Celibacy: Obligatory or Optional?
CEBU, Philippines – Celibacy is defined as: 1) the state of being unmarried, especially that of a person under a vow not to marry; and 2) complete sexual continence.
Celibacy as a discipline imposed by the Western Rite Roman Catholic Church on priests is only a promise not to marry. It is not a vow because there are only three vows: poverty, chastity, and obedience. Religious priests (like the Jesuits, the Redemptorists, the SVDs, etc.) make those three vows; whereas Secular priests (those running the parishes in a diocese) do not make those three vows prior to their sacerdotal ordination.
For all practical purposes, celibacy is optional for priests because if and when they think they did not receive the gift to remain single all their lives, they may apply for a dispensation (permission from the Pope to receive the Sacrament of Matrimony). In my case, I was in the active ministry of the celibate Roman Catholic priesthood for 11 years and I had to wait for another 11 years for my dispensation. And it was worth it because St. Pope John Paul II approved my application and Ricardo J. Cardinal Vidal officiated at my Church Wedding.
Before I got married, I had all the reasons in favor of celibacy. Now that I am married, I also have all the reasons against it especially when it is imposed or made obligatory or mandated. It is inhuman because getting married is a human right and compulsion or obligation deprives man of his freedom of choice. Man is not man if he is not free!
Being a married Roman Catholic priest, I now belong to the group of those who question: “Does celibacy belong to the essence of the Roman Catholic priesthood? In other words, does one have to make the promise not to marry before he can be ordained a Roman Catholic priest in the Western rite? With its present law of celibacy, what kind of development has the Roman Catholic priesthood (Western Rite) undergone?” This law cannot be proven from the fact that Jesus Christ was unmarried or celibate. He was the God-man while the priests are just human beings. As the song goes, “Sapagkat kami ay tao lamang…” or as a priest answered his bishop who reprimanded him for begetting so many children: “Where will my nice food go? Shall I use my shoulder as its outlet?”

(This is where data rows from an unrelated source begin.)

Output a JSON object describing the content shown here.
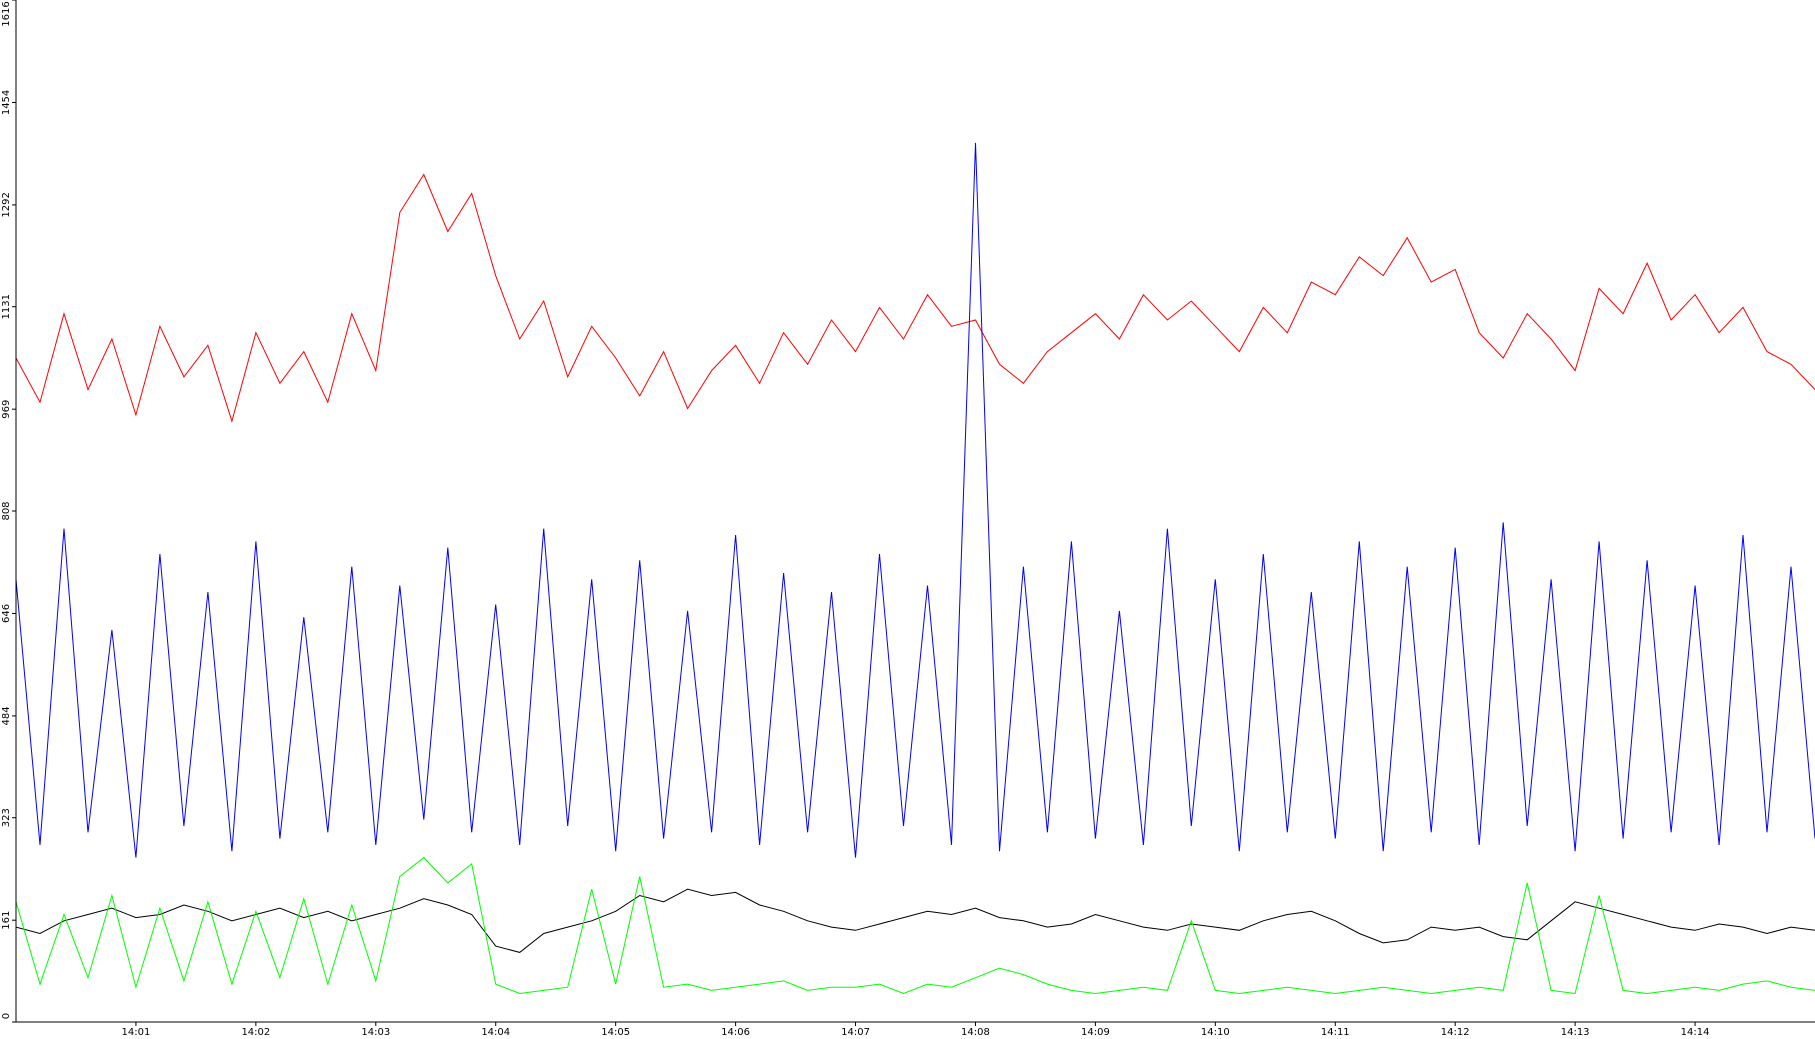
{
  "chart_data": {
    "type": "line",
    "x": [
      840,
      840.2,
      840.4,
      840.6,
      840.8,
      841,
      841.2,
      841.4,
      841.6,
      841.8,
      842,
      842.2,
      842.4,
      842.6,
      842.8,
      843,
      843.2,
      843.4,
      843.6,
      843.8,
      844,
      844.2,
      844.4,
      844.6,
      844.8,
      845,
      845.2,
      845.4,
      845.6,
      845.8,
      846,
      846.2,
      846.4,
      846.6,
      846.8,
      847,
      847.2,
      847.4,
      847.6,
      847.8,
      848,
      848.2,
      848.4,
      848.6,
      848.8,
      849,
      849.2,
      849.4,
      849.6,
      849.8,
      850,
      850.2,
      850.4,
      850.6,
      850.8,
      851,
      851.2,
      851.4,
      851.6,
      851.8,
      852,
      852.2,
      852.4,
      852.6,
      852.8,
      853,
      853.2,
      853.4,
      853.6,
      853.8,
      854,
      854.2,
      854.4,
      854.6,
      854.8,
      855
    ],
    "series": [
      {
        "color": "#ff0000",
        "values": [
          1050,
          980,
          1120,
          1000,
          1080,
          960,
          1100,
          1020,
          1070,
          950,
          1090,
          1010,
          1060,
          980,
          1120,
          1030,
          1280,
          1340,
          1250,
          1310,
          1180,
          1080,
          1140,
          1020,
          1100,
          1050,
          990,
          1060,
          970,
          1030,
          1070,
          1010,
          1090,
          1040,
          1110,
          1060,
          1130,
          1080,
          1150,
          1100,
          1110,
          1040,
          1010,
          1060,
          1090,
          1120,
          1080,
          1150,
          1110,
          1140,
          1100,
          1060,
          1130,
          1090,
          1170,
          1150,
          1210,
          1180,
          1240,
          1170,
          1190,
          1090,
          1050,
          1120,
          1080,
          1030,
          1160,
          1120,
          1200,
          1110,
          1150,
          1090,
          1130,
          1060,
          1040,
          1000
        ]
      },
      {
        "color": "#0000ff",
        "values": [
          700,
          280,
          780,
          300,
          620,
          260,
          740,
          310,
          680,
          270,
          760,
          290,
          640,
          300,
          720,
          280,
          690,
          320,
          750,
          300,
          660,
          280,
          780,
          310,
          700,
          270,
          730,
          290,
          650,
          300,
          770,
          280,
          710,
          300,
          680,
          260,
          740,
          310,
          690,
          280,
          1390,
          270,
          720,
          300,
          760,
          290,
          650,
          280,
          780,
          310,
          700,
          270,
          740,
          300,
          680,
          290,
          760,
          270,
          720,
          300,
          750,
          280,
          790,
          310,
          700,
          270,
          760,
          290,
          730,
          300,
          690,
          280,
          770,
          300,
          720,
          290
        ]
      },
      {
        "color": "#000000",
        "values": [
          150,
          140,
          160,
          170,
          180,
          165,
          170,
          185,
          175,
          160,
          170,
          180,
          165,
          175,
          160,
          170,
          180,
          195,
          185,
          170,
          120,
          110,
          140,
          150,
          160,
          175,
          200,
          190,
          210,
          200,
          205,
          185,
          175,
          160,
          150,
          145,
          155,
          165,
          175,
          170,
          180,
          165,
          160,
          150,
          155,
          170,
          160,
          150,
          145,
          155,
          150,
          145,
          160,
          170,
          175,
          160,
          140,
          125,
          130,
          150,
          145,
          150,
          135,
          130,
          160,
          190,
          180,
          170,
          160,
          150,
          145,
          155,
          150,
          140,
          150,
          145
        ]
      },
      {
        "color": "#00ff00",
        "values": [
          190,
          60,
          170,
          70,
          200,
          55,
          180,
          65,
          190,
          60,
          175,
          70,
          195,
          60,
          185,
          65,
          230,
          260,
          220,
          250,
          60,
          45,
          50,
          55,
          210,
          60,
          230,
          55,
          60,
          50,
          55,
          60,
          65,
          50,
          55,
          55,
          60,
          45,
          60,
          55,
          70,
          85,
          75,
          60,
          50,
          45,
          50,
          55,
          50,
          160,
          50,
          45,
          50,
          55,
          50,
          45,
          50,
          55,
          50,
          45,
          50,
          55,
          50,
          220,
          50,
          45,
          200,
          50,
          45,
          50,
          55,
          50,
          60,
          65,
          55,
          50
        ]
      }
    ],
    "xlim": [
      840,
      855
    ],
    "xticks": [
      {
        "value": 841,
        "label": "14:01"
      },
      {
        "value": 842,
        "label": "14:02"
      },
      {
        "value": 843,
        "label": "14:03"
      },
      {
        "value": 844,
        "label": "14:04"
      },
      {
        "value": 845,
        "label": "14:05"
      },
      {
        "value": 846,
        "label": "14:06"
      },
      {
        "value": 847,
        "label": "14:07"
      },
      {
        "value": 848,
        "label": "14:08"
      },
      {
        "value": 849,
        "label": "14:09"
      },
      {
        "value": 850,
        "label": "14:10"
      },
      {
        "value": 851,
        "label": "14:11"
      },
      {
        "value": 852,
        "label": "14:12"
      },
      {
        "value": 853,
        "label": "14:13"
      },
      {
        "value": 854,
        "label": "14:14"
      }
    ],
    "ylim": [
      0,
      1616
    ],
    "yticks": [
      0,
      161,
      323,
      484,
      646,
      808,
      969,
      1131,
      1292,
      1454,
      1616
    ]
  }
}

Neither can celibacy be traced to the first priests, the apostles, most of whom were married. The unmarried St. Paul himself wrote, “It is better to marry than to burn (1 Cor. 7:9)” The first Pope St. Peter was himself married. The Gospel according to St. Mark (1:29-39) narrates about his mother-in-law being cured by our Lord Jesus Christ.

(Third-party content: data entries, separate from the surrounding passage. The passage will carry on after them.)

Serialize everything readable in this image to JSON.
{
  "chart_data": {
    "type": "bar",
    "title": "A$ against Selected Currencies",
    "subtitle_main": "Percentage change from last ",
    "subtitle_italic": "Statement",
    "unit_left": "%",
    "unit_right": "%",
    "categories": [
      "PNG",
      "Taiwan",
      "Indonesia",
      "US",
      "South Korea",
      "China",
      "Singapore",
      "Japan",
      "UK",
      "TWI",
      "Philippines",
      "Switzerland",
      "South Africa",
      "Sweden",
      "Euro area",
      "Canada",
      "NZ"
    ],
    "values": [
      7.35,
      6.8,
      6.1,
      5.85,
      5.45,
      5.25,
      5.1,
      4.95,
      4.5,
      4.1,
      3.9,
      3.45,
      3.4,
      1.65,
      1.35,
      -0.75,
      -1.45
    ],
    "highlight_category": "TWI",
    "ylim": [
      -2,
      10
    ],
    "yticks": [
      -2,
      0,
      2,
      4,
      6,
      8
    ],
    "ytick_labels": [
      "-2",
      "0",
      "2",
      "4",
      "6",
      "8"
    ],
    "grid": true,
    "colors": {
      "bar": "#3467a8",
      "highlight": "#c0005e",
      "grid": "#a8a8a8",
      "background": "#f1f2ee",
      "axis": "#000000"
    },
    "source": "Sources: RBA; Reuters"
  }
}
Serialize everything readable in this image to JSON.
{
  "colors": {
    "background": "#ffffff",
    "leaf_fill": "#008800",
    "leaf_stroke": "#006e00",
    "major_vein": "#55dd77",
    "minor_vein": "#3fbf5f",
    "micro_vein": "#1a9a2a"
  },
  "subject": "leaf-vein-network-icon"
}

As far as tradition is concerned, the priests in the Roman Catholic Church, Eastern or Western rite, were married up to the Council of Elvira, Spain (about the 4th or the 5th century), when the law of celibacy was promulgated. What about the news that then Episcopalian ministers were recently admitted to the Roman Catholic Church, remaining as priests and without giving up their married state?
We cannot claim either that celibacy makes our priests efficient. Are they more efficient than the married Protestant ministers, the married Jewish rabbis and the married priests of the Eastern Rite Roman Catholics? These last are just as Catholics as we are. The Philippines geographically belongs to the Far East, but it belongs to the Western Rite Roman Catholicism due to the Spaniards who colonized our country.
I am tempted to accept the opinion of a certain Filipino lawyer who thinks that celibacy is there to protect the interests of the Roman Catholic Church. The priests’ properties should remain in the possession of the Church. Besides, when they will have families of their own, the priest will surely start demanding their rights (just wages, allowance, etc.) in order to be able to support their wives and children. A very convenient and practical law indeed!
Wealthy widow and matrons love to make donations to unmarried priests because “walay asawang mohawid ug walay anak nga mokabyon.” I personally think that celibacy does not belong to the essence of priesthood which is sacrifice. And this thinking is concerned by Vatican II in its Decree on the Ministry and Life of the Priests (Footnote; A.D. Sherfan, “Should A Priest Marry?” Philippine Priests’ Forum, Vol. IV; March 1972, p.10).
From my own experience since I have tried both states, there is more sacrifice in the married than in the celibate state. Padre Noel Clarke, an Irish Columbian priest who is himself married, asserts that one of his reasons for resigning from the active ministry of the Roman Catholic priesthood was the “security provided by celibacy.” This security, according to him, quite contradicts the witness that priests are supposed to give the existence of the next life. These witnessing needs a faith in the caliber of Abraham’s and is contradicted by celibacy security! Paradoxical isn’t it? I personally think that faith is not faith if it were not paradoxical.
Regarding celibacy, my “Analogy of the Table” is very applicable. The celibate St. Paul who advised others to be unmarried like him writes in the same First Letter to the Corinthians cited above admonished, “It is better to marry than to burn.” The jocose meaning in our dialect is: “if you cannot aguants, better descans.”